The Staylistening sessions were intense and regular over the first 4 days and they slowly reduced over about a week. It was after one session in the toilet while his nanna was around that he started to do his poo in the toilet again.
As well as the Staylistening, I was also doing regular Special Time with my son over this time to ensure we had a strong connection and to ensure that he knew our relationship was also about fun and games as well as the hard work we were doing together. In special time he could take the lead and make me do whatever it was he wanted to. We played a lot of football and games in the bed. I would delight in him and shine big beacons of light on everything that he did.
The Playlistening we did over this issue was tricky for me. Because I was so stuck in the issue as well, it was hard for me to find the funny side of it. I tried being scared of the toilet, but that didn’t make him laugh. I tried running around and pretending to do my poo everywhere but the toilet, and that only made him laugh for the first time. I tried making light of the poo in his pants by saying things like, “Oh no! A sneaky poo has landed in your pants! How did it get there?
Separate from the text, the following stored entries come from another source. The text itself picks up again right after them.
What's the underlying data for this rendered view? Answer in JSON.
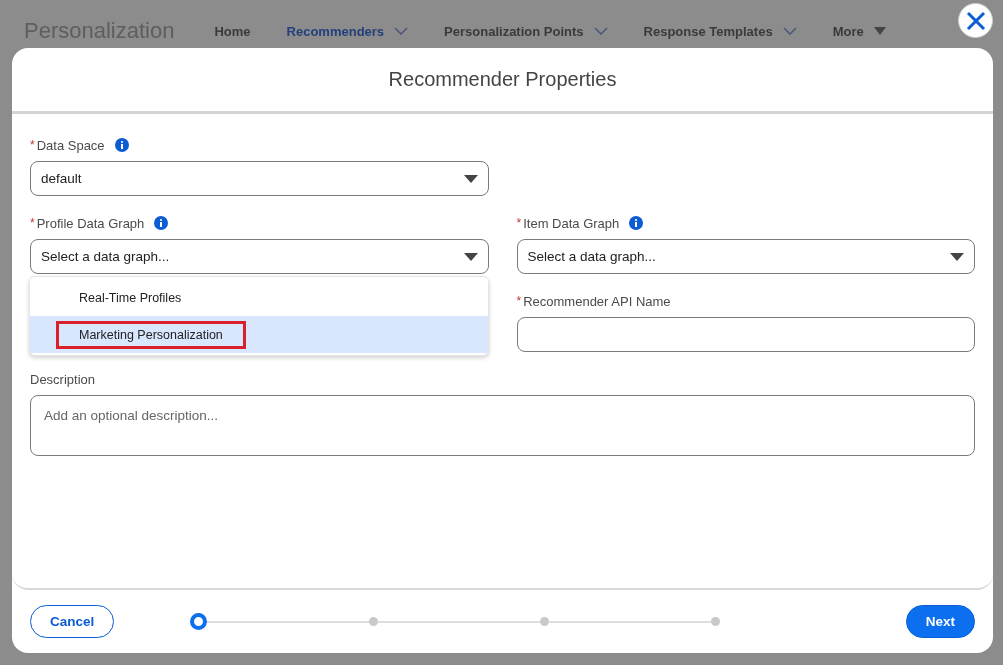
{
  "app": {
    "title": "Personalization",
    "nav": [
      {
        "label": "Home",
        "selected": false,
        "menu": false
      },
      {
        "label": "Recommenders",
        "selected": true,
        "menu": true
      },
      {
        "label": "Personalization Points",
        "selected": false,
        "menu": true
      },
      {
        "label": "Response Templates",
        "selected": false,
        "menu": true
      },
      {
        "label": "More",
        "selected": false,
        "menu": true
      }
    ]
  },
  "modal": {
    "title": "Recommender Properties",
    "data_space": {
      "required_mark": "*",
      "label": "Data Space",
      "info": true,
      "value": "default"
    },
    "profile_data_graph": {
      "required_mark": "*",
      "label": "Profile Data Graph",
      "info": true,
      "placeholder": "Select a data graph...",
      "expanded": true,
      "options": [
        {
          "label": "Real-Time Profiles",
          "selected": false,
          "annotated": false
        },
        {
          "label": "Marketing Personalization",
          "selected": true,
          "annotated": true
        }
      ]
    },
    "item_data_graph": {
      "required_mark": "*",
      "label": "Item Data Graph",
      "info": true,
      "placeholder": "Select a data graph..."
    },
    "api_name": {
      "required_mark": "*",
      "label": "Recommender API Name"
    },
    "description": {
      "label": "Description",
      "placeholder": "Add an optional description..."
    },
    "footer": {
      "cancel": "Cancel",
      "next": "Next",
      "steps": [
        {
          "selected": true
        },
        {
          "selected": false
        },
        {
          "selected": false
        },
        {
          "selected": false
        }
      ]
    }
  }
}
Did it fly in from the window? What are we going to do about that? Where should we put it?” This worked pretty well, especially after we had done a couple of Staylistening sessions and I had done lots more listening time, there could be more of a relaxed spirit around it and we both were a bit more open to it being a funny topic.
This was a big emotional project for my son. I still can’t be sure exactly what the big fears he had been stuck in were all about, but I have a lot of clues. Going through the process of working through such a big issue has made me feel like I can work through anything. It gave both of us confidence in our capacity to deal with feelings, it strengthened our relationship and it gave my son more emotional space. After working through this issue he has been much more relaxed and happy. He can laugh more easily, he has started to become more creative and adventurous. He tackled new skills more eagerly and best of all he was finally all out of nappies and using the toilet in a relaxed way.